Construction of a Cytosine-Adjusted Electrochemiluminescence Resonance Energy Transfer System for MicroRNA Detection

Abstract

The cytosines in cluster-nucleation sequences play a vital role in the formation of silver nanoclusters (Ag NCs). Here, an innovative electrochemiluminescence (ECL) resonance energy transfer (RET) sensing system was developed using CdS quantum dots (QDs) as ECL donor and Ag NCs as ECL acceptor. Modulation of the number of cytosines in the cluster-nucleation sequences allowed tuning of Ag NCs absorption bands to match with the ECL emission spectrum of CdS QDs, yielding effective ECL-RET. The sensitivity of detection was improved by dual-target recycling amplification based on duplex-specific nuclease (DSN) and catalytic hairpin assembly. In the presence of target microRNA-21 (miRNA-21), DSN selectively cleaved the complementary DNA section (S1), resulting in the release of the transduction section (S2) and the reuse of miRNA-21 in the next recycling amplification. Interaction of the stem-loop structure of the DNA1 segment (H1) on CdS QDs-modified electrode with S2 led to the opening of the hairpin structure of H1 and the formation of H1:S2 duplex.
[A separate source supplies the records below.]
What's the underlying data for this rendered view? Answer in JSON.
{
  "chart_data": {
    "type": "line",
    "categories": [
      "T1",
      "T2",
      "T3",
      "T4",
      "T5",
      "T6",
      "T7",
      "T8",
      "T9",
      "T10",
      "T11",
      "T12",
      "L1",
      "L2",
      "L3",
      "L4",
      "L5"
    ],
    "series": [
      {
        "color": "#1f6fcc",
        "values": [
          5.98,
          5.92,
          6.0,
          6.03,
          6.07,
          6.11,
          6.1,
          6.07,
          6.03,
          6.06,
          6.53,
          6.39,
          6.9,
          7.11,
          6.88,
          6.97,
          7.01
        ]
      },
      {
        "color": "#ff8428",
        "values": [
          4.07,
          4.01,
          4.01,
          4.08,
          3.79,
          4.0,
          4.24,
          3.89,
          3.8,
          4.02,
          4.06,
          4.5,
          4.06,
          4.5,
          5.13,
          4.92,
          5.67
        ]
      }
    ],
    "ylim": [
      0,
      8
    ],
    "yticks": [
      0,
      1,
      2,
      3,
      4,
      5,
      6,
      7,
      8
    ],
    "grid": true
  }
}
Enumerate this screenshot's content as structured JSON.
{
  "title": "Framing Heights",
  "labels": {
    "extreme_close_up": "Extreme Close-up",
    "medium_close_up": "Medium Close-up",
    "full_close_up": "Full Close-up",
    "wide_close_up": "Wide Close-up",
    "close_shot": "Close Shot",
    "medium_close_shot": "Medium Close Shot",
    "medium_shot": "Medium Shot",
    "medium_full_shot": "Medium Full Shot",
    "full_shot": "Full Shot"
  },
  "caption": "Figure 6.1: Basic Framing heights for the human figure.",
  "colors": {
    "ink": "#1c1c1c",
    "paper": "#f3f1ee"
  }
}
Then, hairpin DNA2 encapsulated Ag NCs hybridized with the remaining single-stranded DNA segment of H1, and the S2 strand was replaced. Finally, the dissociated S2 participated in subsequent reaction cycles, introducing Ag NCs to the electrode surface and leading to ECL signal quenching of the CdS QDs. The proposed sensor showed excellent performance in detecting miRNA-21 at a wide linear range from 1 fM to 100 pM. The practical application ability of the strategy was tested in HeLa cells with acceptable results, suggesting that the detection platform is a promising approach for disease diagnosis and molecular biology research.